On a 6-0 vote, with Mayor Erik Peterson absent, the City Council authorized Landrum & Brown to conduct a series of tests and compile the results into a report for the city as part of a six-month, $48,370 contract. Funding for the project will come from the city manager’s budget.
The consultant will work with staff at Long Beach Airport to monitor and measure existing noise levels at locations selected by Huntington Beach officials.
Landrum & Brown also will collect flight data at various points along the flight path to show existing and proposed altitudes for aircraft heading to Long Beach. The “glide slope” analysis must be done and submitted to the FAA before changes can be made to arrival patterns, according to a city staff report.
Aircraft typically fly into airports using a path on a 3-degree glide slope to apply minimal power to the engines, according to Landrum & Brown. Those that fly below that path may use more power, which increases noise and burns more fuel.
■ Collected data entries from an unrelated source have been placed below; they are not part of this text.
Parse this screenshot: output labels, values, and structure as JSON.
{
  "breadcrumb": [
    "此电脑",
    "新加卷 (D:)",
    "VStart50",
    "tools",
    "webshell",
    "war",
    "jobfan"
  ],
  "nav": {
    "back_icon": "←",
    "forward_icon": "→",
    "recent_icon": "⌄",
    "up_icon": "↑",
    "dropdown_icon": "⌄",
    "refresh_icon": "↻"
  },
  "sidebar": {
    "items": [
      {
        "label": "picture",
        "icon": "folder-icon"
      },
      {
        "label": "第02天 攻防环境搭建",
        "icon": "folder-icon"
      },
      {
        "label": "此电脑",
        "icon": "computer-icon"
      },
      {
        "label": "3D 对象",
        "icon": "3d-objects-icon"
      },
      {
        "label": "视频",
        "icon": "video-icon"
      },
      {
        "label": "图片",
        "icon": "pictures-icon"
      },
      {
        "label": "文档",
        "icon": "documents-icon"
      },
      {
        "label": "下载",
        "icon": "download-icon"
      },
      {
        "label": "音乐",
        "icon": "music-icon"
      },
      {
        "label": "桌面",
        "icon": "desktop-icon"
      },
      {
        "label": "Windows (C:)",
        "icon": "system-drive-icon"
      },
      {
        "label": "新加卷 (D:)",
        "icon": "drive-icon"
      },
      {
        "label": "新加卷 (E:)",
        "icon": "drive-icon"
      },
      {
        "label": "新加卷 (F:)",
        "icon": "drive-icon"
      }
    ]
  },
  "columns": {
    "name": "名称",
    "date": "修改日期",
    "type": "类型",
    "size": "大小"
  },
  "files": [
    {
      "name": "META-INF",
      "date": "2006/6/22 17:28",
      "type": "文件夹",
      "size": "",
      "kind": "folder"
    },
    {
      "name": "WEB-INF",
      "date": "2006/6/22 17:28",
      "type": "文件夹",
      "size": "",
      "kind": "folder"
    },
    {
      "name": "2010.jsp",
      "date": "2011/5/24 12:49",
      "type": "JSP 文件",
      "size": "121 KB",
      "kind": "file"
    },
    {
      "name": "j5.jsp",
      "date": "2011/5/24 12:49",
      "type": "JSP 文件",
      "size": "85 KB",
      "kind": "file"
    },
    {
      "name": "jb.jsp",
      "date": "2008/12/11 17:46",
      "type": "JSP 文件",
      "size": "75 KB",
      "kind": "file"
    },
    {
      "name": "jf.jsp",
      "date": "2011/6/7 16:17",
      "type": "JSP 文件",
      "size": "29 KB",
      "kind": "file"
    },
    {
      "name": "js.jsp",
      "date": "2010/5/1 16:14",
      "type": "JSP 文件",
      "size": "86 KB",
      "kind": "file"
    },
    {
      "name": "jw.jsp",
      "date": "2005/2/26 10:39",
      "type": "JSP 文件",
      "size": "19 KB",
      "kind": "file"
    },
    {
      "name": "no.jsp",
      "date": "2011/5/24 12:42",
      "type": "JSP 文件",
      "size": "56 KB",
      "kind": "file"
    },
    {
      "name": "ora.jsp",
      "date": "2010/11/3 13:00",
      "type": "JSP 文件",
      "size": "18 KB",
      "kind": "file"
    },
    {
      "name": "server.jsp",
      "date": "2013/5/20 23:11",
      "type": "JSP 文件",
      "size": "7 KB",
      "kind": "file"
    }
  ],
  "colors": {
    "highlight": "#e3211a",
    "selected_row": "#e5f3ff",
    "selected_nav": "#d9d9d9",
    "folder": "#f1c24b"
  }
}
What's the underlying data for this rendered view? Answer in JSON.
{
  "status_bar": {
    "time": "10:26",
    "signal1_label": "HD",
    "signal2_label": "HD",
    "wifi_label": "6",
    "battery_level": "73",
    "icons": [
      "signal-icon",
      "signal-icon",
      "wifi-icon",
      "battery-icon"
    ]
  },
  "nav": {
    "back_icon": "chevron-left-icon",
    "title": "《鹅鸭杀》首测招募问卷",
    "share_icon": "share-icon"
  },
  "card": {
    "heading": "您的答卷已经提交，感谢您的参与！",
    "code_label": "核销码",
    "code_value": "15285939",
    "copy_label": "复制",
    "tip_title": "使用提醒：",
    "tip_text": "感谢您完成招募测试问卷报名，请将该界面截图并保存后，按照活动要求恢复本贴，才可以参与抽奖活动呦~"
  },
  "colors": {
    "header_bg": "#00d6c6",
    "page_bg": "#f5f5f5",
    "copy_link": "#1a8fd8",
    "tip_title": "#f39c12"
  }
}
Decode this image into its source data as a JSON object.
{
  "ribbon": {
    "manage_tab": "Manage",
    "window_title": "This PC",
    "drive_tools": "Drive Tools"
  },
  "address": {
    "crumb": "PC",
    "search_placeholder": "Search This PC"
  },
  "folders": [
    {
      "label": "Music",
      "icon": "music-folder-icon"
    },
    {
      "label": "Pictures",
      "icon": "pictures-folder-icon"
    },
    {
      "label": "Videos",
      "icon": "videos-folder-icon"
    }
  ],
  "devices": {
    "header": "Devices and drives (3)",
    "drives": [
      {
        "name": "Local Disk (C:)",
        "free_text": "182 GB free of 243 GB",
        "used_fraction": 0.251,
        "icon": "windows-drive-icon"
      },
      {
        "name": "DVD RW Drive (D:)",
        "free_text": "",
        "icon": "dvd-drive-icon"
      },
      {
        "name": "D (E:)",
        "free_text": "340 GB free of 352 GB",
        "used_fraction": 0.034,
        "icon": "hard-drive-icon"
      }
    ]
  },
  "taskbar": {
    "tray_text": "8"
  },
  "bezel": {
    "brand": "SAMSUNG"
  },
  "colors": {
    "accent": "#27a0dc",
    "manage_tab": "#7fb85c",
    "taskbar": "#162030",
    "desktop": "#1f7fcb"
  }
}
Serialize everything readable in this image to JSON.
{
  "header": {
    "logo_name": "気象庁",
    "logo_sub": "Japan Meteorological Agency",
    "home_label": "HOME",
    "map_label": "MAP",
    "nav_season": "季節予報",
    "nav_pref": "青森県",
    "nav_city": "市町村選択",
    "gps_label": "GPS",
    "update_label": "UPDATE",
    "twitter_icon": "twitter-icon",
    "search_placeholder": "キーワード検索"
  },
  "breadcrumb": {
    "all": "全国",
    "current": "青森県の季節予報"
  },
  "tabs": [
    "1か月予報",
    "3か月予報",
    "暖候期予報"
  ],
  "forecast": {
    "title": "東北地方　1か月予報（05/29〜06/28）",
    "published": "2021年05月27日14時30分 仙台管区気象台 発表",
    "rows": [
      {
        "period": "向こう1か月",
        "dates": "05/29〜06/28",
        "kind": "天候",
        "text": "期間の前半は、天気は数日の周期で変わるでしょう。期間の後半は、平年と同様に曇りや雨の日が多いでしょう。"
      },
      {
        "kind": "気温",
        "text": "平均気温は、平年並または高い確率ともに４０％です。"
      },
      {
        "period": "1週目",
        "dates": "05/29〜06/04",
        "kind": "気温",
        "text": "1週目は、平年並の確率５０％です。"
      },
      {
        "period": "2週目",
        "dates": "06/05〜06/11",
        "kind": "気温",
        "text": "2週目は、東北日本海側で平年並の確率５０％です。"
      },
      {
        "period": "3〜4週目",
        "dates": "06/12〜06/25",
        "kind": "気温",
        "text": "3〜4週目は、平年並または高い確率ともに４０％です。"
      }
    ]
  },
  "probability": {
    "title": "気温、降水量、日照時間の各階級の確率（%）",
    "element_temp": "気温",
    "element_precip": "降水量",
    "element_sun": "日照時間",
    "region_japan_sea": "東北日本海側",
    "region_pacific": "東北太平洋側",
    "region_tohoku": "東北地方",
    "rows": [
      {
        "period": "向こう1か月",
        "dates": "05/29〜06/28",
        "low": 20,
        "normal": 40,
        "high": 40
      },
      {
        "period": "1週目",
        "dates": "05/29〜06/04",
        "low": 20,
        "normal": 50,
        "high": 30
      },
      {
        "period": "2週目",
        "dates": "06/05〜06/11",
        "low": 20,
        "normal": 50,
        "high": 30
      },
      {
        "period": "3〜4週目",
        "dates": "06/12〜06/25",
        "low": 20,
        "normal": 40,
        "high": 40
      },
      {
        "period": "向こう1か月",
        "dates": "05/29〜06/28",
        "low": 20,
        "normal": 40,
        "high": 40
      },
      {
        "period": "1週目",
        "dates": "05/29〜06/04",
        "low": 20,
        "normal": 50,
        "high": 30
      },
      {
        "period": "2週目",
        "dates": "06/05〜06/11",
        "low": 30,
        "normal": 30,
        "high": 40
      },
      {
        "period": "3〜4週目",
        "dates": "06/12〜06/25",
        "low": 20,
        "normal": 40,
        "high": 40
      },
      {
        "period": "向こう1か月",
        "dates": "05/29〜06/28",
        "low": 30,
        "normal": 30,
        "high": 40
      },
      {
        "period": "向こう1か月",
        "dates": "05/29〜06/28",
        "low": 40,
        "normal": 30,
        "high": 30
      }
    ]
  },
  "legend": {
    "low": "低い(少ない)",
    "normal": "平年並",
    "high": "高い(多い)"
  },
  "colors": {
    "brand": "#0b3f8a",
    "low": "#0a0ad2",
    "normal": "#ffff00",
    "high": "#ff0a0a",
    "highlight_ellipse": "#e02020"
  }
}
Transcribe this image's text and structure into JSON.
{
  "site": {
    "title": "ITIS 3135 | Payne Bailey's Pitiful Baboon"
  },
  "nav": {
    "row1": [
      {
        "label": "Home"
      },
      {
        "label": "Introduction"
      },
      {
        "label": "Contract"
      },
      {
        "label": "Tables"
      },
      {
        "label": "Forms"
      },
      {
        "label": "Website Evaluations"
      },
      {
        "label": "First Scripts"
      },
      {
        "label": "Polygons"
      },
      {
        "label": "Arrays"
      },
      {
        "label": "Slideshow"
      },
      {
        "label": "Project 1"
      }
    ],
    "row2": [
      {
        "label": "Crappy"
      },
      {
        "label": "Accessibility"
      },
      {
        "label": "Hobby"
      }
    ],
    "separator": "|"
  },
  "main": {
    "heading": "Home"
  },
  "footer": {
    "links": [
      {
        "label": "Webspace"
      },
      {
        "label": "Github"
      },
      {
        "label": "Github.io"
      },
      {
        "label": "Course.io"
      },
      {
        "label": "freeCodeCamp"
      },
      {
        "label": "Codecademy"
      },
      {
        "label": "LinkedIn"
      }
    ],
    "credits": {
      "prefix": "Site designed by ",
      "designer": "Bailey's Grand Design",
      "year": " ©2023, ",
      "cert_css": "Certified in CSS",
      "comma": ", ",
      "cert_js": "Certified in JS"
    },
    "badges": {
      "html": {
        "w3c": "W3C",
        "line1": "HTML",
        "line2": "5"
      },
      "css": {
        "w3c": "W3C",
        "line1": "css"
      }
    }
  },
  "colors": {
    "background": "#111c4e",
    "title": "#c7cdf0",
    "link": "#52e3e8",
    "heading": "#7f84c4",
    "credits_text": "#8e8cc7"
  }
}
Landrum’s management consultant, Christian Valdes, told the council Monday that the firm’s report could serve as a document that Long Beach Airport could propose to the FAA as a permanent procedure.
Mayor Pro Tem Lyn Semeta asked Valdes if such studies have been successful elsewhere. Valdes said it isn’t common in the United States for communities to gather resources to prove a glide slope. He cited a Seattle community that collaborated with the airport there to maintain the 3-degree glide slope.
Assistant to the City Manager Antonia Graham told the council that she and Councilman Patrick Brenden — one of the liaisons to the city’s Jet Noise Commission — began meeting with Long Beach Airport staff in 2017 to try to facilitate a collaborative approach to benefit all parties.
Graham said the airport director told them the FAA would be open to altering approaches to the airport but that the city would have to do some work.
FAA spokesman Ian Gregor declined to comment Tuesday about “a study that hasn’t been done, or speculate on any actions we may or may not take in the future.”
Huntington Beach residents have increasingly complained about airplane noise — most of it linked to Long Beach Airport — since the FAA implemented regional flight path alterations in 2017. City officials, though, have said the issue dates as far back as 2007.
More than two dozen air routes have historically passed over Huntington Beach, according to the FAA.
Nearby cities Newport Beach and Laguna Beach sued the FAA in 2016 and reached settlements last year over noise related to John Wayne Airport, though residents are still upset with the amount of airplane noise in the area.
Huntington Beach’s interim city manager, Dave Kiff, described the partnership with Landrum as having “remarkable potential.”
Brenden said “most people across the country have tried suing the FAA and ran into a door being slammed in their face. … We saw from the very beginning that … we needed to approach this in a collaborative standpoint.”
Airplanes are supposed to fly above Huntington Beach at 1,600 feet but frequently are seen coming in at 1,300 feet or lower, Brenden said. If planes followed the 3-degree slope, they would come in at a minimum of 2,200 feet, he said.